125. His Burial (1087).
His remains were taken for interment to St. Stephen’s church, which he had built in the city of Caen, Normandy. As they were preparing to let down the body into the grave, a man suddenly stepped forward and forbade the burial. William, he said, had taken the land, on which the church stood, from his father by violence. He demanded payment. The corpse was left on the bier, and inquiry instituted, and not until the debt was discharged was the body lowered to its last resting place.
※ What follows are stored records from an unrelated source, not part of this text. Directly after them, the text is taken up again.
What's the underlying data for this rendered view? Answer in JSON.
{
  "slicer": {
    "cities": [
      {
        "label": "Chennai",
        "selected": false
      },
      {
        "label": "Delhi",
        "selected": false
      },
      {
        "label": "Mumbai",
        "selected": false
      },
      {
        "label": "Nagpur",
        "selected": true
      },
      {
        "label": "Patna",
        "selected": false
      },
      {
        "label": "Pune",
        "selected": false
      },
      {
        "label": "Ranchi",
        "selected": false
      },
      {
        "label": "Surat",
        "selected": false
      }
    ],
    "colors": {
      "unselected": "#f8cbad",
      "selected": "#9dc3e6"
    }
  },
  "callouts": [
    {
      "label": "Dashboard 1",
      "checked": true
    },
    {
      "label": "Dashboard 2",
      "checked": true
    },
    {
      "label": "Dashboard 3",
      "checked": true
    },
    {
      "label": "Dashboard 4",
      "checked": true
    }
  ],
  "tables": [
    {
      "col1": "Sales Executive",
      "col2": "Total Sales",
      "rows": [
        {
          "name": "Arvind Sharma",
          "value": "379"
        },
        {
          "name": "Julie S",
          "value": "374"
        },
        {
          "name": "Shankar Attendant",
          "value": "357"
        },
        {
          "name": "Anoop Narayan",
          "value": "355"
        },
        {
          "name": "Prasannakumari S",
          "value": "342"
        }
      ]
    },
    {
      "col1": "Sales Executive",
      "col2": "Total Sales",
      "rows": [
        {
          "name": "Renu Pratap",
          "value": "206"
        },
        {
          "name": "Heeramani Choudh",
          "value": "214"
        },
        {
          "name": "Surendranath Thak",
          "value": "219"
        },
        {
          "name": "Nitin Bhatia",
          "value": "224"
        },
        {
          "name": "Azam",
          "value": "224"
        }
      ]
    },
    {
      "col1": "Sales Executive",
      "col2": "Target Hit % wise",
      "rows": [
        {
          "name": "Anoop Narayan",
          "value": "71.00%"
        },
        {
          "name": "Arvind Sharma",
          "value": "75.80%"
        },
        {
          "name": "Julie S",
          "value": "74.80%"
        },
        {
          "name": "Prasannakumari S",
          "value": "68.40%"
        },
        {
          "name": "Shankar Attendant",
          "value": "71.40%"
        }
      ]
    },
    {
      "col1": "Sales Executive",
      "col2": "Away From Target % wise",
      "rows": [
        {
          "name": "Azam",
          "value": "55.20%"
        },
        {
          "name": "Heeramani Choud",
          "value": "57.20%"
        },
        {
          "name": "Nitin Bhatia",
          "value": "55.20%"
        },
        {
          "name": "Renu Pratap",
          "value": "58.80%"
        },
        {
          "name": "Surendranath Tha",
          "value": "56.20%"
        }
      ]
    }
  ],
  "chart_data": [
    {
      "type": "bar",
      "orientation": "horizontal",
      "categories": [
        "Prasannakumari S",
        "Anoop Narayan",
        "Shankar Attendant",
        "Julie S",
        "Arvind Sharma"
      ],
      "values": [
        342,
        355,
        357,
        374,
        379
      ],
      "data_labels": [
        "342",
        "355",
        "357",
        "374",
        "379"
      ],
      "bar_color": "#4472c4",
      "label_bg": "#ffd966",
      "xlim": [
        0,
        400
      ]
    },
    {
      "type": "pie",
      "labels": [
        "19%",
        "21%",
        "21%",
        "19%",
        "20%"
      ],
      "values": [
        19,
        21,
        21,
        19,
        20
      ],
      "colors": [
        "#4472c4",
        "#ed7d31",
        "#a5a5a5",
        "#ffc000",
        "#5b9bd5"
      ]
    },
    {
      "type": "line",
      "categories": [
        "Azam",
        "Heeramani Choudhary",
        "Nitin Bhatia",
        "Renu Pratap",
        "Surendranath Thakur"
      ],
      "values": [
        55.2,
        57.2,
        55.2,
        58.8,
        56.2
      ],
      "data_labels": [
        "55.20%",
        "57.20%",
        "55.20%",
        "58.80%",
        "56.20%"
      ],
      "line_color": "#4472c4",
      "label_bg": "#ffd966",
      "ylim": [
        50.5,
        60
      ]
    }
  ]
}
“Thus,” says the old chronicle, “he who had been a powerful king, and the lord of so many territories, possessed not then of all his lands more than seven feet of earth,” and not even that unttil the cash was paid for it. But William’s bones were not to rest when finally laid in the grave, for less than five centuries later (1532) the French Protestants dug them up and scattered them.
126. Summary (1066-1087).
The results of the Norman Conquest may be thus summed up:
1. The Conquest was not the subjugation of the English by a different race, but rather a victory won for their advantage by a branch of their own race.[1] 2. It found England a divided country (S71); it made it a united kingdom. It also united England and Normandy (SS108, 191), and brought the new English kingdom into closer contact with the higher civilization of the Continent. This introduced fresh intellectual stimulus, and gave to the Anglo-Saxon a more progressive spirit. 3. It modified the English language by the influence of the Norman-French element, thus giving it greater flexibility, refinement, and elegance of expression. 4. It substituted for the fragile and decaying structures of wood generally built by the Saxons, Norman castles, abbeys, and cathedrals of stone. 5. It hastened influences, which were already at work, for the consolidation of the nation. It developed and completed the feudal form of land tenure, but it made that tenure strictly subordinate to the Crown, and so freed it, in great measure, from the evils of Continental feudalism (SS86, 150). 6. It reorganized the English Church and defined the relation of the Crown to that Church and to the Pope (S118). 7. It abolished the four great earldoms (S64), which had been a constant source of weakness, danger, and division; it put an end to the Danish invasions; it brought the whole of England under a strong monarchical government, to which not only all the great nobles, but also their vassals or tenants, were compelled to swear allegiance (SS121, 122). 8. It made no radical changes in the English laws, but enforced impartial obedience to them among all classes.[2]